The Centre for Disease Control estimates that in pandemics 40% of the workforce will be away from the workforce for an extended period. While wide area network (WAN) carriers say they can easily cope with a 40% hike in demand, the ‘last mile’ or ‘edge’ internet access loop could crash under the extra pressure, warned a Gartner report. DSL lines are generally oversubscribed, so an unexpected surge in last-mile demand can overload the local connection.
“The carriers are encouraging organisations to use third-generation (3G) or other non-tethered access as a backup/emergency solution to defend against these last-mile failures. However, this solution could lead to wireless system overload, so the problem is not solved, it is merely moved,” said John Girard, vice president and distinguished analyst at Gartner.
Gartner suggested three solutions to ease the problem. The first option to mitigate bandwidth and latency issues is to deploy software WAN optimisation controller (WOC) software on every laptop, which will be able to squeeze the most out of the reduced bandwidth available.
A second option is to use client applets that work application delivery controllers or WOCs at the data centre. A third solution is to bypass the last mile altogether in favour of a wireless connection such as 3G, WiMAX or satellite. But, although this will fix the network access issue, it won’t solve any latency problems during unplanned surges in demand.

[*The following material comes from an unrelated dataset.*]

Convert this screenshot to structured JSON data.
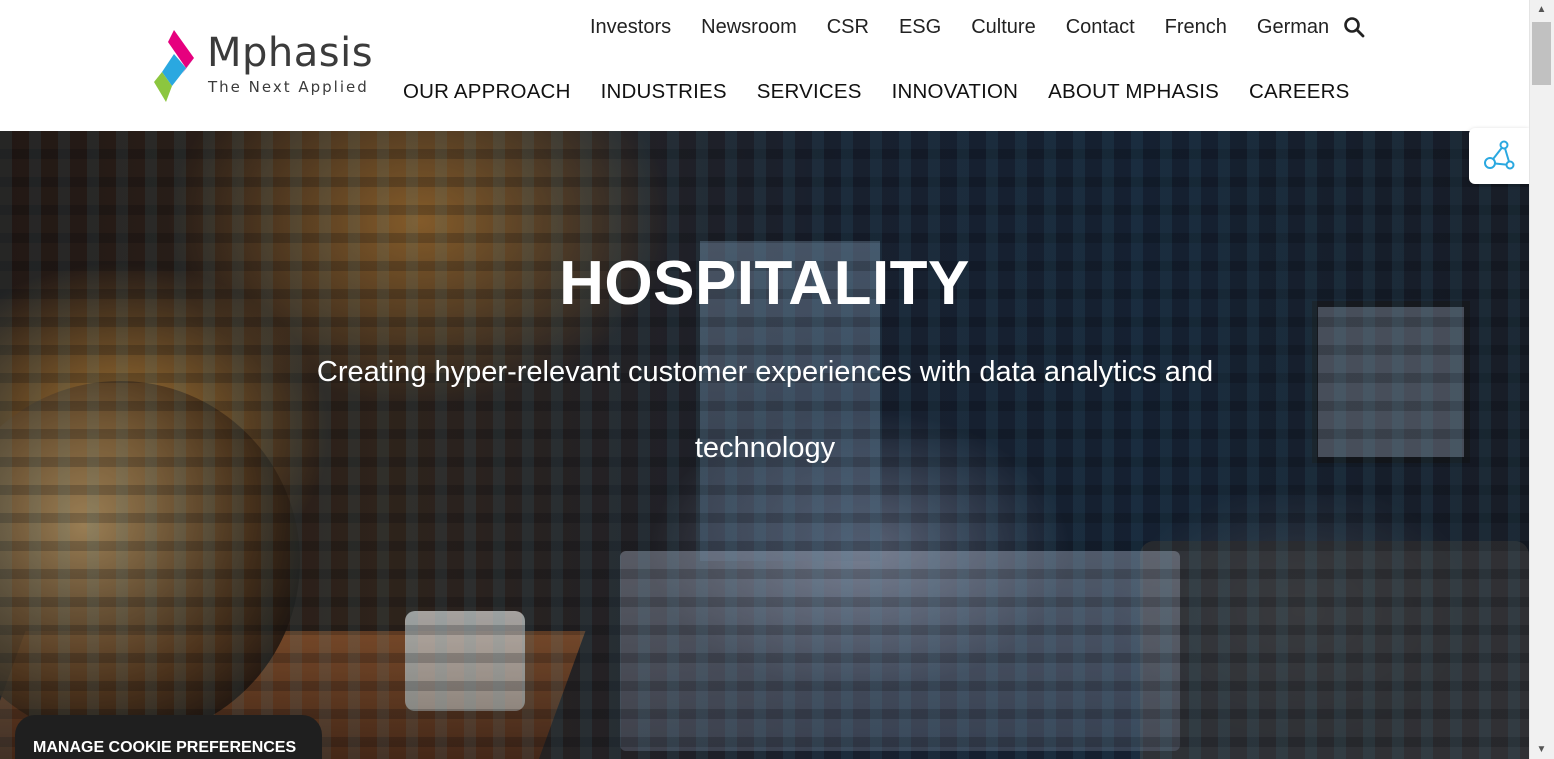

According to Damian Saunders, director of application delivery systems at Citrix, the problem is one of investment rather than bandwidth.
“In this country we’re still dependent on copper exchanges, whereas areas of Scandinavia and Germany are investing in fibre optics into the home. The cost of that in the UK is rumoured to be between £5 to £10bn,” said Saunders.
Companies also need to upgrade their existing systems to the newer standard of IPV6 to ensure packages are managed across the network more efficiently. An investment in the next-generation work at home technology will also help mitigate bandwidth problems. But Saunders warned that companies need to look beyond virtual private networks (VPNs) as a solution to home working.
“VPNs extend the edge of the corporate network so you’re using your laptop to interact with information on your corporate network as if sitting on a LAN. But you’re not on the LAN, you’re on a public network sharing it with the teenager next door,” pointed out Saunders.
Another problem with VPNs that employers need to consider is that some ISPs block corporate VPN usage.
“This is a contingency a lot of businesses haven’t planned for. It requires some pre-planning from companies to makes sure their VPNs work with all ISPs. A smart approach would be to negotiate with ISPS on behalf of their employees for VPN access and a discount,” said Saunders.